After a few minutes of silence, Ann sighed and revealed that Jamie, who was the youngest of four children, was bullied in school. Tired of being an outcast, she began to act out. At 14, she started running away and eventually got involved on the wrong side of the law.

Around that same time, Jamie met Dakota’s father. She followed him to Edmonton. She was eight months pregnant with Dakota when he dragged her outside on a frozen October day, beat her and left her.

Jamie moved back to Thunder Bay and had Dakota.

Soon after, she got involved with Eric’s dad, whom she also left because of physical and emotional abuse.

As an adult, Dakota understands all too well the problems her mother faced, but growing up it wasn’t always easy.

“I went through my entire life without having an identity," she said. "I didn’t know who I was, where I came from, and I had nothing to really be proud of.”

Dakota refuses to speculate about the investigation because she was too young to remember. Her aunt Ann, however, says it was the worst possible scenario from the start.

“RCMP, OPP [Ontario Provincial Police], Thunder Bay police, Winnipeg police,” she said, listing all the different police forces that were involved.

The worst thing, she said, was back then each police force never shared the proper information with one another.

Ann’s last point of contact with Project Devote investigators was on Nov. 20, 2014. That’s when detectives made the trip to Thunder Bay to hand out posters to hopefully stir up new leads in the case.

“The police confirmed alcohol and some drug use. But she was never a street person who sold herself,” Ann said of details she’s heard over the years.

Initial media reports led the public to believe Jamie was a known sex-trade worker -- something Dakota says she had a hard time facing growing up.

“The Thunder Bay police were dehumanizing her and almost made her look out to be like she was a biker gang chick or prostitute," she said.

"And I mean, it wasn’t really something that I could really be proud of, to talk to somebody at a young age. So I kinda kept to myself.”

Today, Dakota is a mother to one son, Trysten.  She had him the same age Jamie was when she had her. Dakota’s also got a counselling diploma and works with vulnerable teens from many northern Alberta First Nations.

“I kind of feel like it was a divine force,” she said, explaining how her life has gone in the direction her mother Jamie set out to have over two decades ago.
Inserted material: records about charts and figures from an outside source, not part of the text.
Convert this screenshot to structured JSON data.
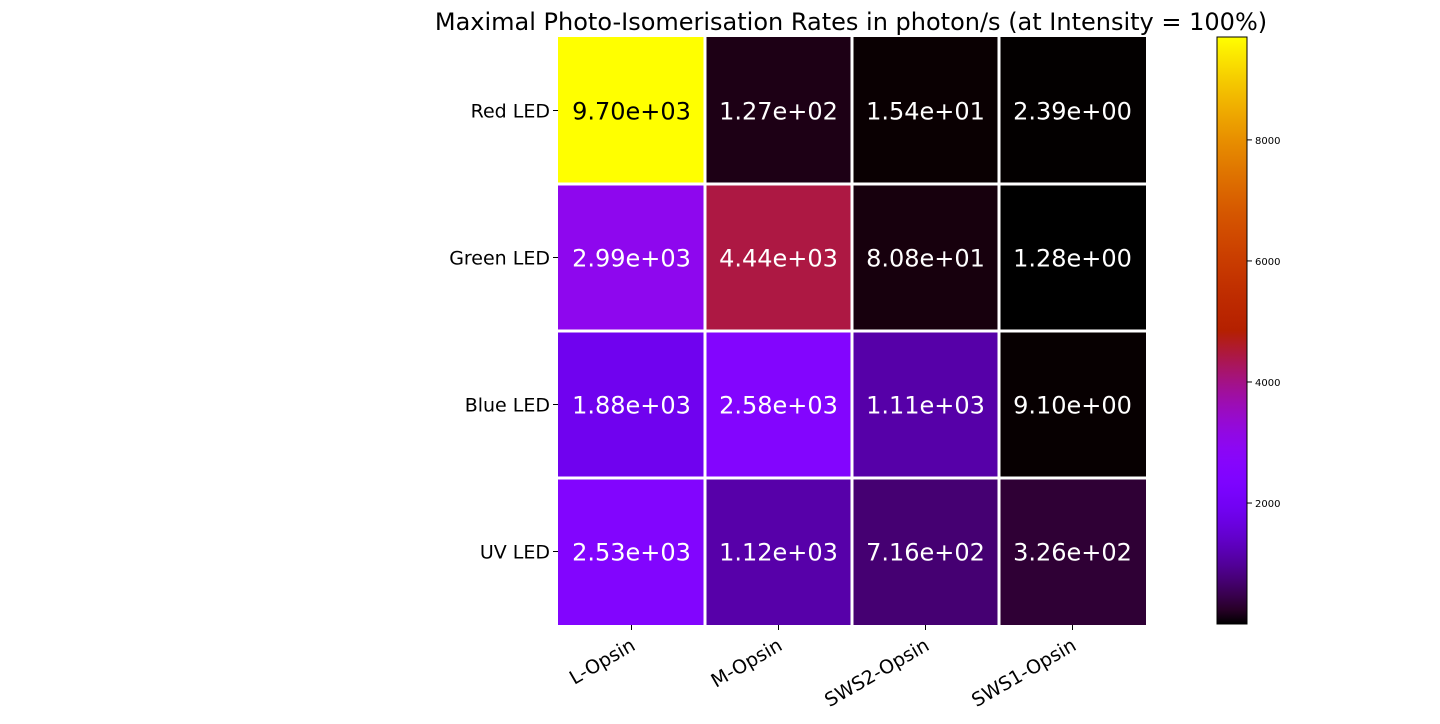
{
  "chart_data": {
    "type": "heatmap",
    "title": "Maximal Photo-Isomerisation Rates in photon/s (at Intensity = 100%)",
    "xlabel": "",
    "ylabel": "",
    "x_categories": [
      "L-Opsin",
      "M-Opsin",
      "SWS2-Opsin",
      "SWS1-Opsin"
    ],
    "y_categories": [
      "Red LED",
      "Green LED",
      "Blue LED",
      "UV LED"
    ],
    "values": [
      [
        9700,
        127,
        15.4,
        2.39
      ],
      [
        2990,
        4440,
        80.8,
        1.28
      ],
      [
        1880,
        2580,
        1110,
        9.1
      ],
      [
        2530,
        1120,
        716,
        326
      ]
    ],
    "cell_labels": [
      [
        "9.70e+03",
        "1.27e+02",
        "1.54e+01",
        "2.39e+00"
      ],
      [
        "2.99e+03",
        "4.44e+03",
        "8.08e+01",
        "1.28e+00"
      ],
      [
        "1.88e+03",
        "2.58e+03",
        "1.11e+03",
        "9.10e+00"
      ],
      [
        "2.53e+03",
        "1.12e+03",
        "7.16e+02",
        "3.26e+02"
      ]
    ],
    "colormap": "gnuplot",
    "color_range": [
      1.28,
      9700
    ],
    "colorbar_ticks": [
      2000,
      4000,
      6000,
      8000
    ],
    "colorbar_tick_labels": [
      "2000",
      "4000",
      "6000",
      "8000"
    ],
    "grid_lines": true,
    "grid_color": "#ffffff"
  }
}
The McGuire family is calling on the Canadian government to hold a federal inquiry into missing and murdered indigenous women and girls.

For Dakota, an inquiry means educating all of Canada, including Prime Minister Stephen Harper, who has said the issue is one of crime and not a social phenomenon.
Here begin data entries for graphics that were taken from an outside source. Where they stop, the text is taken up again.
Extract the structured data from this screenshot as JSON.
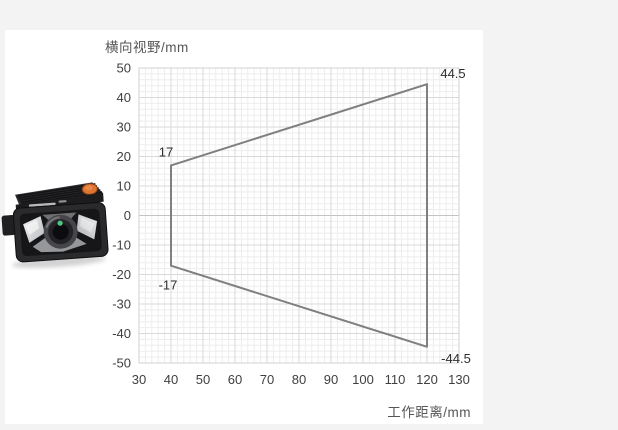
{
  "theme": {
    "page_bg": "#f3f3f4",
    "card_bg": "#ffffff",
    "grid_minor": "#ededee",
    "grid_major": "#d9d9da",
    "zero_line": "#c3c3c5",
    "plot_border": "#d2d2d4",
    "series_line": "#7f7f82",
    "tick_color": "#3f3f41",
    "title_color": "#565658",
    "annotation_color": "#2e2e30",
    "device_button": "#dd7430",
    "device_glint": "#4fc57c"
  },
  "chart_data": {
    "type": "line",
    "title": "",
    "xlabel": "工作距离/mm",
    "ylabel": "横向视野/mm",
    "xlim": [
      30,
      130
    ],
    "ylim": [
      -50,
      50
    ],
    "x_ticks": [
      30,
      40,
      50,
      60,
      70,
      80,
      90,
      100,
      110,
      120,
      130
    ],
    "y_ticks": [
      50,
      40,
      30,
      20,
      10,
      0,
      -10,
      -20,
      -30,
      -40,
      -50
    ],
    "minor_grid_step": 2,
    "major_grid_step": 10,
    "grid": "on",
    "legend": "none",
    "series": [
      {
        "name": "field-of-view-envelope",
        "closed": true,
        "points": [
          [
            40,
            17
          ],
          [
            120,
            44.5
          ],
          [
            120,
            -44.5
          ],
          [
            40,
            -17
          ]
        ]
      }
    ],
    "annotations": [
      {
        "text": "17",
        "x": 40,
        "y": 17,
        "placement": "above"
      },
      {
        "text": "-17",
        "x": 40,
        "y": -17,
        "placement": "below"
      },
      {
        "text": "44.5",
        "x": 120,
        "y": 44.5,
        "placement": "top-right"
      },
      {
        "text": "-44.5",
        "x": 120,
        "y": -44.5,
        "placement": "bottom-right"
      }
    ]
  },
  "device": {
    "alt": "industrial-code-reader-camera"
  }
}
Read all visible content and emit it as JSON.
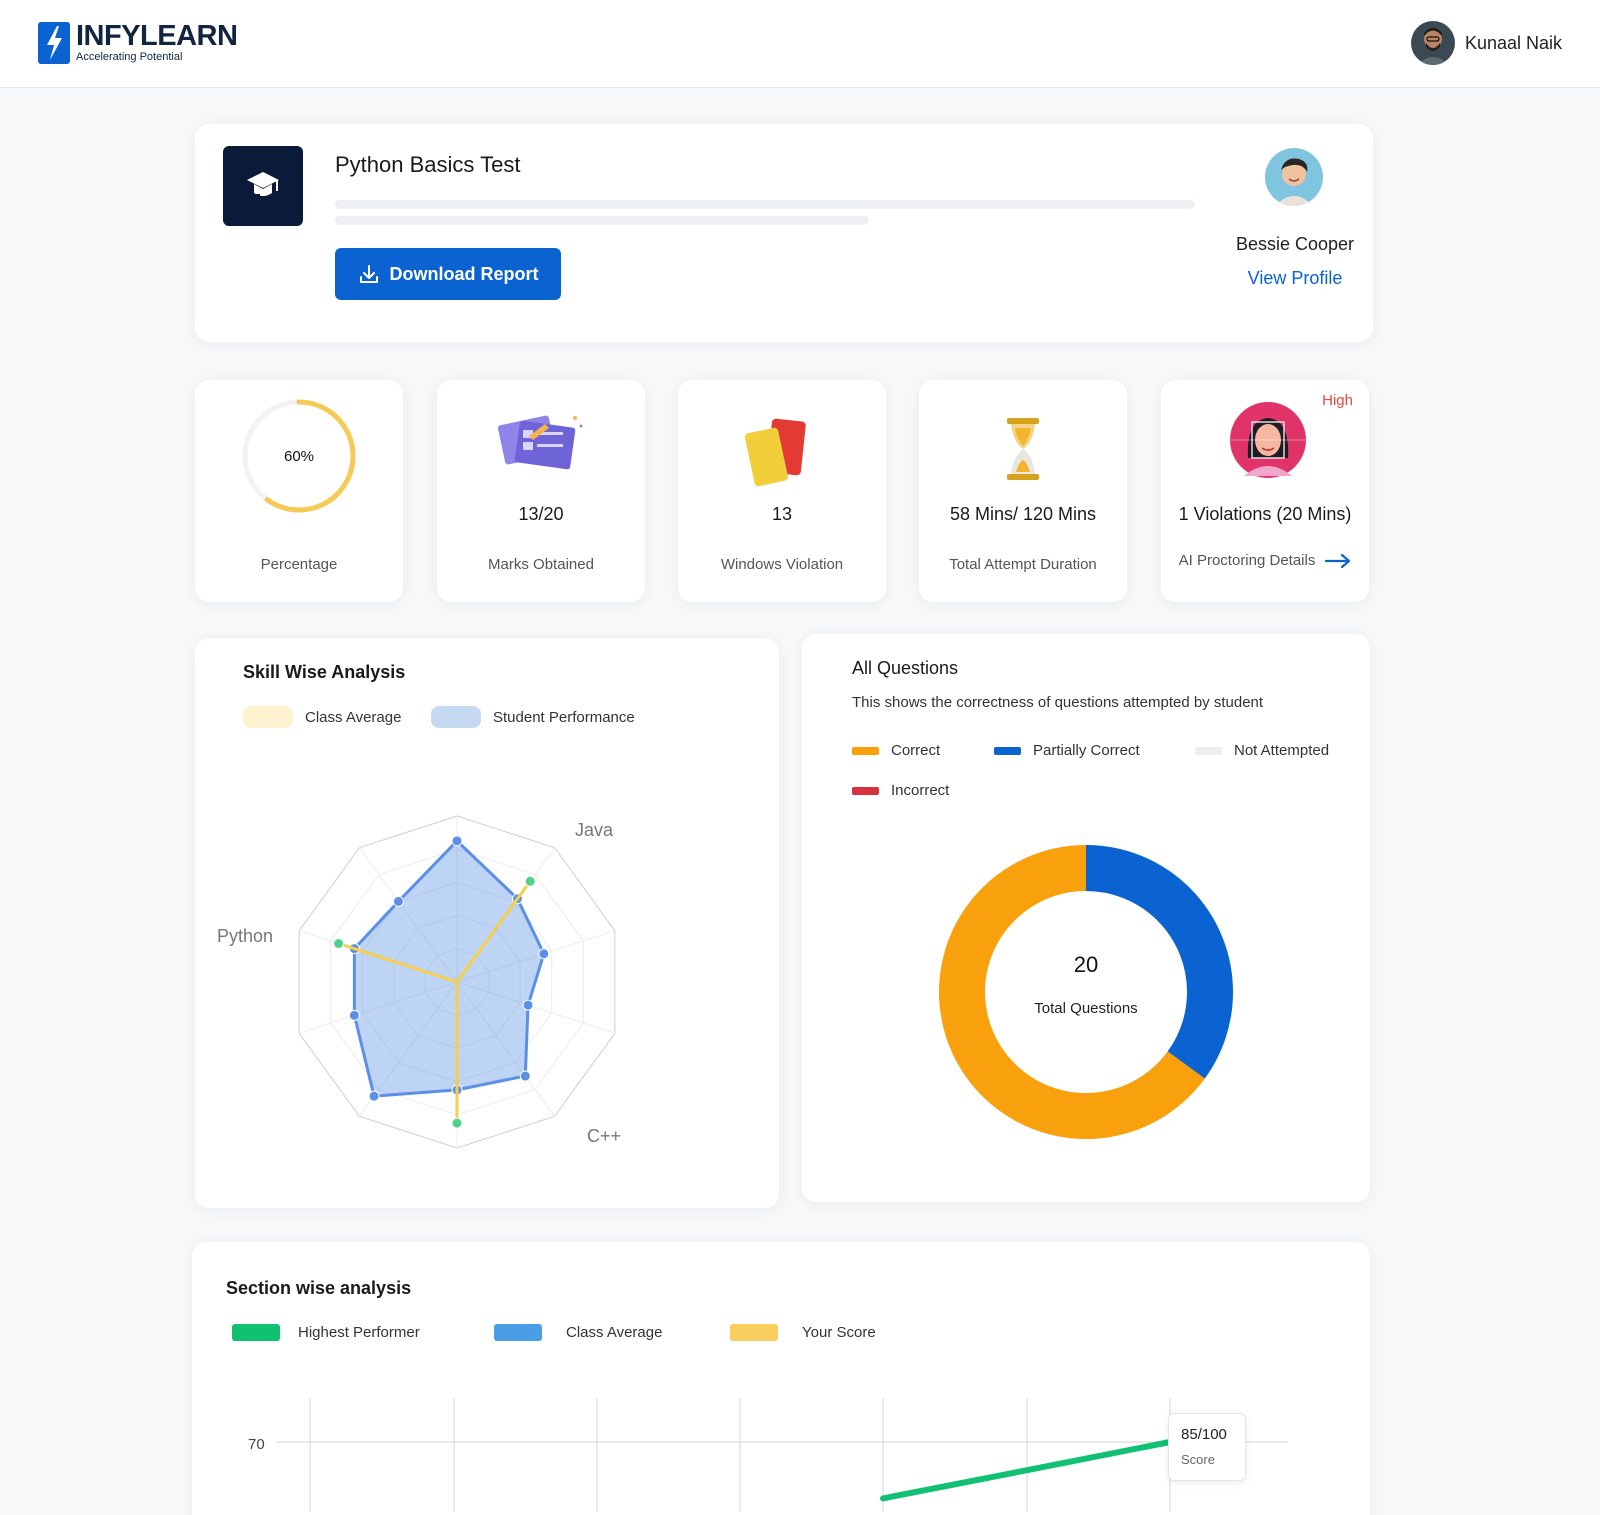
{
  "header": {
    "logo_name": "INFYLEARN",
    "logo_tagline": "Accelerating Potential",
    "user_name": "Kunaal Naik"
  },
  "test": {
    "title": "Python Basics Test",
    "download_label": "Download Report",
    "student_name": "Bessie Cooper",
    "view_profile_label": "View Profile"
  },
  "stats": [
    {
      "value": "60%",
      "label": "Percentage",
      "progress": 0.6
    },
    {
      "value": "13/20",
      "label": "Marks Obtained"
    },
    {
      "value": "13",
      "label": "Windows Violation"
    },
    {
      "value": "58 Mins/ 120 Mins",
      "label": "Total Attempt Duration"
    },
    {
      "value": "1 Violations (20 Mins)",
      "label": "AI Proctoring Details",
      "badge": "High"
    }
  ],
  "skill_analysis": {
    "title": "Skill Wise Analysis",
    "legend": [
      "Class Average",
      "Student Performance"
    ],
    "axis_labels": [
      "Java",
      "Python",
      "C++"
    ]
  },
  "questions": {
    "title": "All Questions",
    "subtitle": "This shows the correctness of questions attempted by student",
    "legend": [
      "Correct",
      "Partially Correct",
      "Not Attempted",
      "Incorrect"
    ],
    "total": "20",
    "total_label": "Total Questions"
  },
  "section_analysis": {
    "title": "Section wise analysis",
    "legend": [
      "Highest Performer",
      "Class Average",
      "Your Score"
    ],
    "y_tick": "70",
    "tooltip_value": "85/100",
    "tooltip_label": "Score"
  },
  "colors": {
    "primary": "#0a63d1",
    "correct": "#f8a10c",
    "partially_correct": "#0a63d1",
    "not_attempted": "#eeeeee",
    "incorrect": "#d6323f",
    "class_average_radar": "#f7cf48",
    "student_radar": "#5b8fe8",
    "highest_performer": "#10c173",
    "class_average_line": "#4a9ee6",
    "your_score": "#f9cd5e",
    "high_badge": "#e8483e"
  },
  "chart_data": [
    {
      "type": "radar",
      "title": "Skill Wise Analysis",
      "axes": [
        "",
        "Java",
        "",
        "",
        "",
        "C++",
        "",
        "",
        "Python",
        ""
      ],
      "series": [
        {
          "name": "Student Performance",
          "values": [
            0.85,
            0.62,
            0.55,
            0.45,
            0.7,
            0.65,
            0.85,
            0.65,
            0.65,
            0.6
          ]
        },
        {
          "name": "Class Average",
          "values": [
            0.0,
            0.75,
            0.0,
            0.0,
            0.0,
            0.85,
            0.0,
            0.0,
            0.75,
            0.0
          ]
        }
      ],
      "range": [
        0,
        1
      ]
    },
    {
      "type": "pie",
      "title": "All Questions",
      "categories": [
        "Correct",
        "Partially Correct",
        "Not Attempted",
        "Incorrect"
      ],
      "values": [
        13,
        7,
        0,
        0
      ],
      "donut": true,
      "center_value": "20",
      "center_label": "Total Questions"
    },
    {
      "type": "line",
      "title": "Section wise analysis",
      "series": [
        {
          "name": "Highest Performer",
          "values": [
            null,
            null,
            null,
            null,
            64,
            67,
            70
          ]
        }
      ],
      "y_ticks": [
        70
      ]
    }
  ]
}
“Going through my whole entire life not knowing what happened and who did this to her and it was just like she was another aboriginal woman; it doesn’t matter. It’s as though [the Prime Minister is saying] we are trying to get rid of them anyway. Like, what if that was me? He wouldn’t care. It was my mom; he didn’t care.” she said.

“I think that he needs to understand the roles and responsibilities of aboriginal people; the role that my mother played and the role that was taken away from me.”